Hayao est dans la première moitié de sa vie dessinateur et animateur inspiré par les mangas japonais, les films d’animation et séries télévisées pour lesquels il travaille. Sa rencontre avec Isao Takahata qui travaille sur le projet du film Horus, prince du Soleil, va être déterminante. Il lui voue une admiration sans borne. Il travaille aussi sur plusieurs projets d’animation avec sa femme Akemi Ota. Pour trouver l’inspiration de ses divers projets d’animation Hayao voyage beaucoup en Europe et en Amérique Latine. Puis c’est la rencontre avec le reporter Toshio Suzuki qui va marquer sa vie. En 1979, après la sortie de son premier film Le château de Cagliostro, Miyazaki et Suzuki se rencontrent. Suzuki lui demande de travailler sur la conception d’un manga, c’est la naissance de Nausicaä qui sera publié dans Animage. En 1984, l’adaptation cinématographique de Nausicaä est couronnée d’un franc succès ! C’est le démarrage d’une nouvelle aventure pour Miyazaki qui ne souhaite se consacrer désormais qu’aux longs métrages ! La mort de sa mère va l’atteindre profondément, à travers les différents personnages de ses films, il ne cessera de lui rendre hommage.
Le studio Ghibli
L’avatar (ou logo) du Studio Ghibli n’est autre que le personnage de Totoro, la célèbre créature de l’excellent film « doudou » Mon voisin Totoro sorti en 1988.

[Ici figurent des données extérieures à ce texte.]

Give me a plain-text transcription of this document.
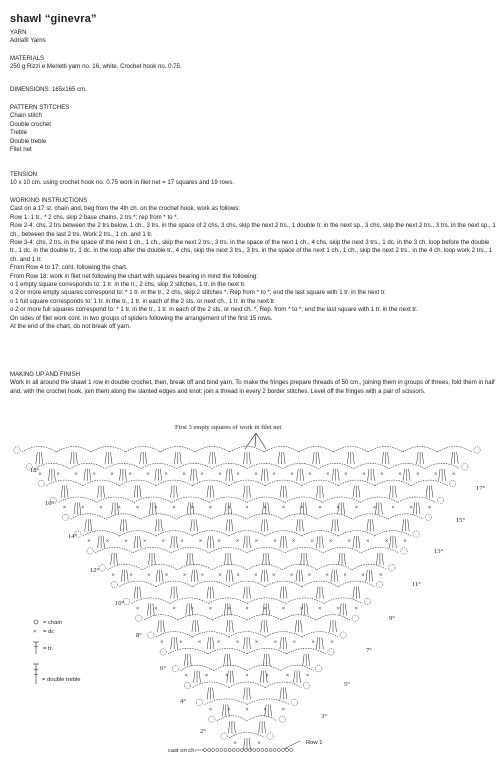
shawl “ginevra”

YARN

Adriafil Yarns

MATERIALS

250 g Rizzi e Merletti yarn no. 16, white. Crochet hook no. 0.75.

DIMENSIONS: 165x165 cm.

PATTERN STITCHES

Chain stitch

Double crochet

Treble

Double treble

Filet net

TENSION

10 x 10 cm. using crochet hook no. 0.75 work in filet net = 17 squares and 19 rows.

WORKING INSTRUCTIONS

Cast on a 17 st. chain and, beg from the 4th ch. on the crochet hook, work as follows:

Row 1: 1 tr., * 2 chs, skip 2 base chains, 2 trs *; rep from * to *.

Row 2-4: chs, 2 trs between the 2 trs below, 1 ch., 3 trs. in the space of 2 chs, 3 chs, skip the next 2 trs., 1 double tr. in the next sp., 3 chs, skip the next 2 trs., 3 trs. in the next sp., 1 ch., between the last 2 trs. Work 2 trs., 1 ch. and 1 tr.

Row 3-4: chs, 2 trs. in the space of the next 1 ch., 1 ch., skip the next 2 trs., 3 trs. in the space of the next 1 ch., 4 chs, skip the next 3 trs., 1 dc. in the 3 ch. loop before the double tr., 1 dc. in the double tr., 1 dc. in the loop after the double tr., 4 chs, skip the next 3 trs., 3 trs. in the space of the next 1 ch., 1 ch., skip the next 2 trs., in the 4 ch. loop work 2 trs., 1 ch. and 1 tr.

From Row 4 to 17: cont. following the chart.

From Row 18: work in filet net following the chart with squares bearing in mind the following:

o 1 empty square corresponds to: 1 tr. in the tr., 2 chs, skip 2 stitches, 1 tr. in the next tr.

o 2 or more empty squares correspond to: * 1 tr. in the tr., 2 chs, skip 2 stitches *, Rep from * to *; end the last square with 1 tr. in the next tr.

o 1 full square corresponds to: 1 tr. in the tr., 1 tr. in each of the 2 sts. or next ch., 1 tr. in the next tr.

o 2 or more full squares correspond to: * 1 tr. in the tr., 1 tr. in each of the 2 sts. or next ch. *, Rep. from * to *; end the last square with 1 tr. in the next tr.

On sides of filet work cont. in two groups of spiders following the arrangement of the first 15 rows.

At the end of the chart, do not break off yarn.

MAKING UP AND FINISH

Work in all around the shawl 1 row in double crochet, then, break off and bind yarn. To make the fringes prepare threads of 50 cm., joining them in groups of threes, fold them in half and, with the crochet hook, join them along the slanted edges and knot: join a thread in every 2 border stitches. Level off the fringes with a pair of scissors.

First 3 empty squares of work in filet net
×	×
×	×	×	×	×
×	×	×	×	×	×	×
×	×	×	×	×	×	×	×	×	×
×	×	×	×	×	×	×	×	×	×	×	×	×
×	×	×	×	×	×	×	×	×	×	×	×	×	×	×	×
×	×	×	×	×	×	×	×	×	×	×	×	×	×	×	×	×	×
×	×	×	×	×	×	×	×	×	×	×	×	×	×	×	×	×	×	×	×	×
×	×	×	×	×	×	×	×	×	×	×	×	×	×	×	×	×	×	×	×	×	×	×	×
18°
16°
14°
12°
10°
8°
6°
4°
2°
17°
15°
13°
11°
9°
7°
5°
3°
cast on ch.
Row 1
= chain
× = dc
= tr.
= double treble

En 1985, Hayao Miyazaki et Isao Takahata s’associent pour fonder le studio Ghibli afin de produire des courts et des longs-métrages d’animation.
Miyazaki devient alors à la fois dessinateur, réalisateur, producteur et participe à la création et au lancement de nombreux films d’animation en collaboration avec d’autres auteurs plus jeunes dont son fils Goro, il favorise leur insertion. Le studio Ghibli va être à l’origine de nombre de films d’animation à succès et va jouer un rôle prépondérant et déterminant dans le monde de l’animation avec une touche très « personnelle » et poétique l’incontournable Si tu tends l’oreille, ne peut être que sité par son sens remarquable de la rhétorique.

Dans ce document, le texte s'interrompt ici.